Les conditions de CuAAC entre 103 et l’iminosydnone 98 ont été délicates à optimiser. Le criblage des conditions réactionnelles s’est fait sur très petite échelle par suivi LC-MS (Figure 244).

Figure 244 : Synthèse de l’iminosydnone-tobramycine 104 ; THPTA = tris-hydroxypropyltriazolylmethylamine ; Na Asc. = ascorbate de sodium.

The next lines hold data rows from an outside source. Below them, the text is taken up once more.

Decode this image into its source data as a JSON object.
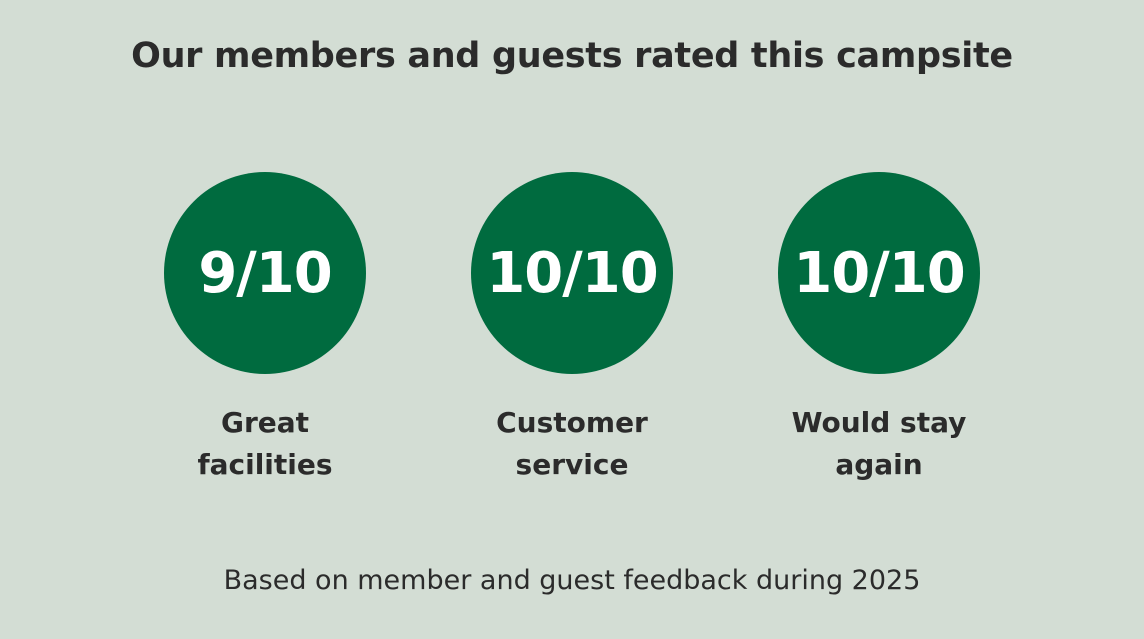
{
  "header": {
    "title": "Our members and guests rated this campsite"
  },
  "ratings": [
    {
      "score": "9/10",
      "label_lines": [
        "Great",
        "facilities"
      ]
    },
    {
      "score": "10/10",
      "label_lines": [
        "Customer",
        "service"
      ]
    },
    {
      "score": "10/10",
      "label_lines": [
        "Would stay",
        "again"
      ]
    }
  ],
  "footer": {
    "note": "Based on member and guest feedback during 2025"
  }
}
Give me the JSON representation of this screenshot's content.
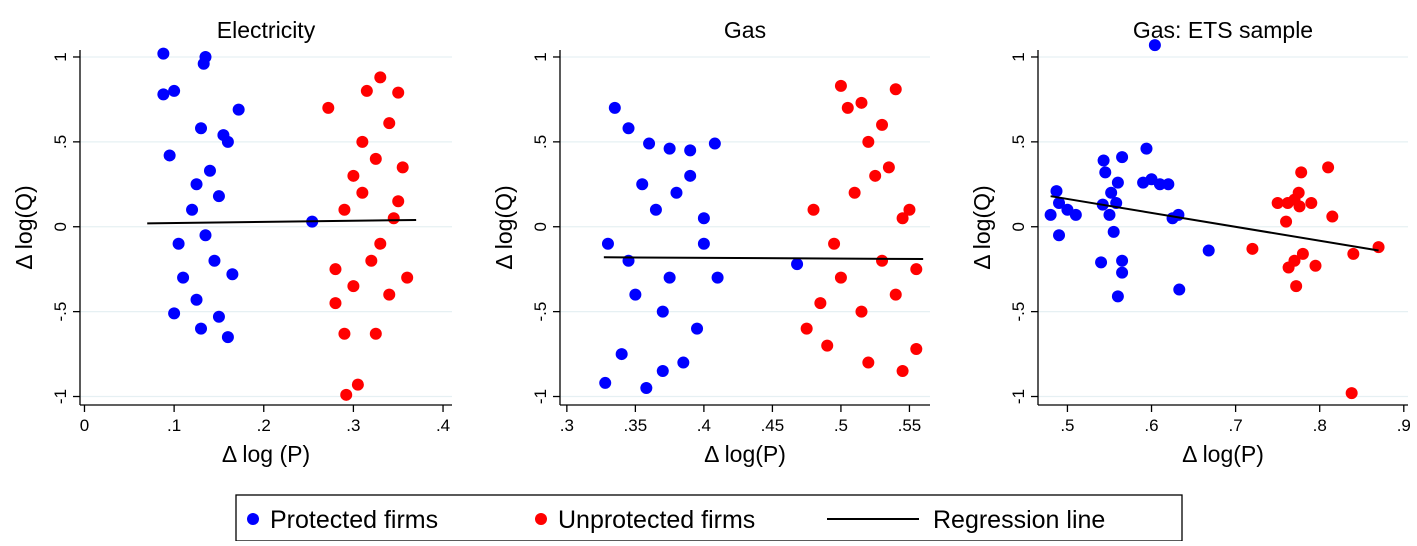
{
  "colors": {
    "protected": "#0000ff",
    "unprotected": "#ff0000",
    "regression": "#000000",
    "grid": "#e6f0f3"
  },
  "legend": {
    "items": [
      {
        "label": "Protected firms",
        "kind": "dot",
        "color": "#0000ff"
      },
      {
        "label": "Unprotected firms",
        "kind": "dot",
        "color": "#ff0000"
      },
      {
        "label": "Regression line",
        "kind": "line",
        "color": "#000000"
      }
    ],
    "placement": "bottom-center"
  },
  "chart_data": [
    {
      "type": "scatter",
      "title": "Electricity",
      "xlabel": "Δ log (P)",
      "ylabel": "Δ log(Q)",
      "xlim": [
        -0.005,
        0.41
      ],
      "ylim": [
        -1.05,
        1.1
      ],
      "xticks": [
        0,
        0.1,
        0.2,
        0.3,
        0.4
      ],
      "xtick_labels": [
        "0",
        ".1",
        ".2",
        ".3",
        ".4"
      ],
      "yticks": [
        -1,
        -0.5,
        0,
        0.5,
        1
      ],
      "ytick_labels": [
        "-1",
        "-.5",
        "0",
        ".5",
        "1"
      ],
      "grid": true,
      "regression": {
        "x": [
          0.07,
          0.37
        ],
        "y": [
          0.02,
          0.04
        ]
      },
      "series": [
        {
          "name": "Protected firms",
          "color": "#0000ff",
          "points": [
            [
              0.088,
              1.02
            ],
            [
              0.088,
              0.78
            ],
            [
              0.1,
              0.8
            ],
            [
              0.135,
              1.0
            ],
            [
              0.133,
              0.96
            ],
            [
              0.172,
              0.69
            ],
            [
              0.13,
              0.58
            ],
            [
              0.155,
              0.54
            ],
            [
              0.16,
              0.5
            ],
            [
              0.1,
              -0.51
            ],
            [
              0.13,
              -0.6
            ],
            [
              0.15,
              -0.53
            ],
            [
              0.16,
              -0.65
            ],
            [
              0.095,
              0.42
            ],
            [
              0.14,
              0.33
            ],
            [
              0.11,
              -0.3
            ],
            [
              0.12,
              0.1
            ],
            [
              0.145,
              -0.2
            ],
            [
              0.125,
              0.25
            ],
            [
              0.105,
              -0.1
            ],
            [
              0.135,
              -0.05
            ],
            [
              0.15,
              0.18
            ],
            [
              0.165,
              -0.28
            ],
            [
              0.125,
              -0.43
            ]
          ]
        },
        {
          "name": "Unprotected firms",
          "color": "#ff0000",
          "points": [
            [
              0.33,
              0.88
            ],
            [
              0.315,
              0.8
            ],
            [
              0.35,
              0.79
            ],
            [
              0.272,
              0.7
            ],
            [
              0.34,
              0.61
            ],
            [
              0.31,
              0.5
            ],
            [
              0.29,
              -0.63
            ],
            [
              0.325,
              -0.63
            ],
            [
              0.305,
              -0.93
            ],
            [
              0.292,
              -0.99
            ],
            [
              0.28,
              -0.45
            ],
            [
              0.34,
              -0.4
            ],
            [
              0.3,
              0.3
            ],
            [
              0.32,
              -0.2
            ],
            [
              0.35,
              0.15
            ],
            [
              0.29,
              0.1
            ],
            [
              0.33,
              -0.1
            ],
            [
              0.36,
              -0.3
            ],
            [
              0.31,
              0.2
            ],
            [
              0.345,
              0.05
            ],
            [
              0.28,
              -0.25
            ],
            [
              0.355,
              0.35
            ],
            [
              0.3,
              -0.35
            ],
            [
              0.325,
              0.4
            ]
          ]
        }
      ],
      "extra_points": [
        {
          "x": 0.254,
          "y": 0.03,
          "color": "#0000ff"
        }
      ]
    },
    {
      "type": "scatter",
      "title": "Gas",
      "xlabel": "Δ log(P)",
      "ylabel": "Δ log(Q)",
      "xlim": [
        0.295,
        0.565
      ],
      "ylim": [
        -1.05,
        1.1
      ],
      "xticks": [
        0.3,
        0.35,
        0.4,
        0.45,
        0.5,
        0.55
      ],
      "xtick_labels": [
        ".3",
        ".35",
        ".4",
        ".45",
        ".5",
        ".55"
      ],
      "yticks": [
        -1,
        -0.5,
        0,
        0.5,
        1
      ],
      "ytick_labels": [
        "-1",
        "-.5",
        "0",
        ".5",
        "1"
      ],
      "grid": true,
      "regression": {
        "x": [
          0.327,
          0.56
        ],
        "y": [
          -0.18,
          -0.19
        ]
      },
      "series": [
        {
          "name": "Protected firms",
          "color": "#0000ff",
          "points": [
            [
              0.335,
              0.7
            ],
            [
              0.345,
              0.58
            ],
            [
              0.36,
              0.49
            ],
            [
              0.375,
              0.46
            ],
            [
              0.39,
              0.45
            ],
            [
              0.408,
              0.49
            ],
            [
              0.328,
              -0.92
            ],
            [
              0.358,
              -0.95
            ],
            [
              0.37,
              -0.85
            ],
            [
              0.385,
              -0.8
            ],
            [
              0.34,
              -0.75
            ],
            [
              0.33,
              -0.1
            ],
            [
              0.395,
              -0.6
            ],
            [
              0.41,
              -0.3
            ],
            [
              0.35,
              -0.4
            ],
            [
              0.365,
              0.1
            ],
            [
              0.38,
              0.2
            ],
            [
              0.4,
              0.05
            ],
            [
              0.345,
              -0.2
            ],
            [
              0.37,
              -0.5
            ],
            [
              0.39,
              0.3
            ],
            [
              0.355,
              0.25
            ],
            [
              0.4,
              -0.1
            ],
            [
              0.375,
              -0.3
            ]
          ]
        },
        {
          "name": "Unprotected firms",
          "color": "#ff0000",
          "points": [
            [
              0.5,
              0.83
            ],
            [
              0.515,
              0.73
            ],
            [
              0.54,
              0.81
            ],
            [
              0.505,
              0.7
            ],
            [
              0.53,
              0.6
            ],
            [
              0.52,
              0.5
            ],
            [
              0.475,
              -0.6
            ],
            [
              0.52,
              -0.8
            ],
            [
              0.545,
              -0.85
            ],
            [
              0.555,
              -0.72
            ],
            [
              0.49,
              -0.7
            ],
            [
              0.51,
              0.2
            ],
            [
              0.53,
              -0.2
            ],
            [
              0.55,
              0.1
            ],
            [
              0.48,
              0.1
            ],
            [
              0.5,
              -0.3
            ],
            [
              0.54,
              -0.4
            ],
            [
              0.525,
              0.3
            ],
            [
              0.495,
              -0.1
            ],
            [
              0.545,
              0.05
            ],
            [
              0.515,
              -0.5
            ],
            [
              0.535,
              0.35
            ],
            [
              0.485,
              -0.45
            ],
            [
              0.555,
              -0.25
            ]
          ]
        }
      ],
      "extra_points": [
        {
          "x": 0.468,
          "y": -0.22,
          "color": "#0000ff"
        }
      ]
    },
    {
      "type": "scatter",
      "title": "Gas: ETS sample",
      "xlabel": "Δ log(P)",
      "ylabel": "Δ log(Q)",
      "xlim": [
        0.465,
        0.905
      ],
      "ylim": [
        -1.05,
        1.1
      ],
      "xticks": [
        0.5,
        0.6,
        0.7,
        0.8,
        0.9
      ],
      "xtick_labels": [
        ".5",
        ".6",
        ".7",
        ".8",
        ".9"
      ],
      "yticks": [
        -1,
        -0.5,
        0,
        0.5,
        1
      ],
      "ytick_labels": [
        "-1",
        "-.5",
        "0",
        ".5",
        "1"
      ],
      "grid": true,
      "regression": {
        "x": [
          0.48,
          0.87
        ],
        "y": [
          0.18,
          -0.14
        ]
      },
      "series": [
        {
          "name": "Protected firms",
          "color": "#0000ff",
          "points": [
            [
              0.604,
              1.07
            ],
            [
              0.594,
              0.46
            ],
            [
              0.543,
              0.39
            ],
            [
              0.565,
              0.41
            ],
            [
              0.48,
              0.07
            ],
            [
              0.487,
              0.21
            ],
            [
              0.49,
              0.14
            ],
            [
              0.5,
              0.1
            ],
            [
              0.51,
              0.07
            ],
            [
              0.49,
              -0.05
            ],
            [
              0.54,
              -0.21
            ],
            [
              0.56,
              -0.41
            ],
            [
              0.565,
              -0.27
            ],
            [
              0.565,
              -0.2
            ],
            [
              0.542,
              0.13
            ],
            [
              0.552,
              0.2
            ],
            [
              0.558,
              0.14
            ],
            [
              0.545,
              0.32
            ],
            [
              0.55,
              0.07
            ],
            [
              0.555,
              -0.03
            ],
            [
              0.56,
              0.26
            ],
            [
              0.59,
              0.26
            ],
            [
              0.6,
              0.28
            ],
            [
              0.61,
              0.25
            ],
            [
              0.62,
              0.25
            ],
            [
              0.625,
              0.05
            ],
            [
              0.632,
              0.07
            ],
            [
              0.633,
              -0.37
            ],
            [
              0.668,
              -0.14
            ]
          ]
        },
        {
          "name": "Unprotected firms",
          "color": "#ff0000",
          "points": [
            [
              0.72,
              -0.13
            ],
            [
              0.75,
              0.14
            ],
            [
              0.76,
              0.03
            ],
            [
              0.762,
              0.14
            ],
            [
              0.763,
              -0.24
            ],
            [
              0.77,
              -0.2
            ],
            [
              0.77,
              0.16
            ],
            [
              0.772,
              -0.35
            ],
            [
              0.775,
              0.2
            ],
            [
              0.778,
              0.32
            ],
            [
              0.776,
              0.12
            ],
            [
              0.78,
              -0.16
            ],
            [
              0.79,
              0.14
            ],
            [
              0.795,
              -0.23
            ],
            [
              0.81,
              0.35
            ],
            [
              0.815,
              0.06
            ],
            [
              0.84,
              -0.16
            ],
            [
              0.87,
              -0.12
            ],
            [
              0.838,
              -0.98
            ]
          ]
        }
      ],
      "extra_points": []
    }
  ]
}
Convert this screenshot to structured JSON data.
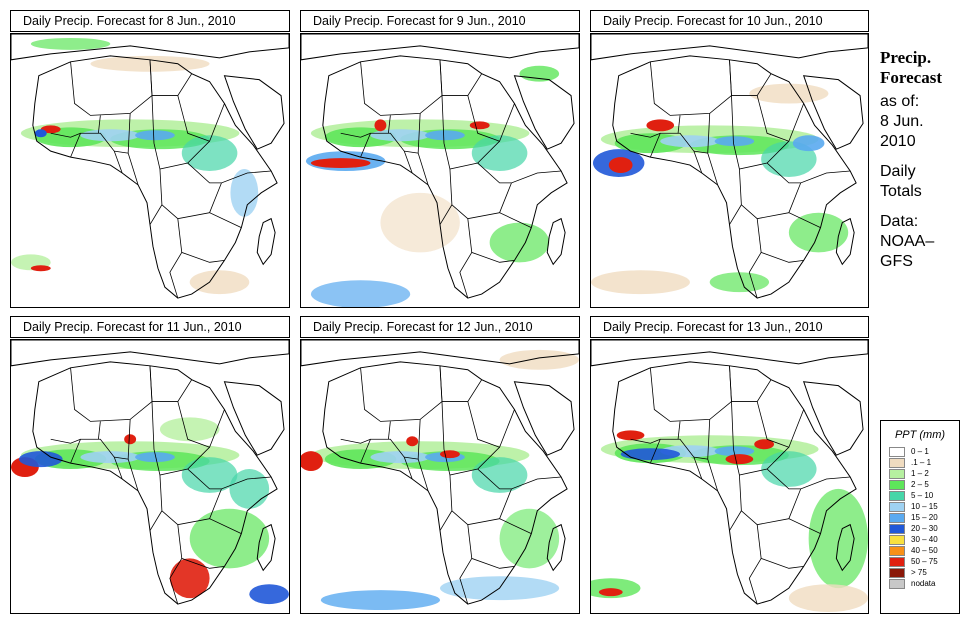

Le système catalytique utilisé précédemment (CuSO4/Na Asc.) n’a pas été efficace pour cette réaction de CuAAC, en absence ou en présence de ligand stabilisant les espèces de cuivre I. En revanche, l’emploi de cuivre à l’état d’oxydation I (CuI ou CuBr) dans un solvant organique en présence de THPTA a permis d’obtenir le produit désiré. Nous avons sélectionné CuBr et réalisé la réaction sur une plus large échelle. L’iminosydnone-tobramycine 104 désirée a ainsi pu être obtenue avec un rendement de 22%.

L’étape de déprotection des groupements silylés et Boc par du HCl méthanolique nous fournit le produit désiré, mais malheureusement la purification de ce dernier s’est avérée infructueuse dans nos mains et nous n’avons pas pu poursuivre les études sur ce produit.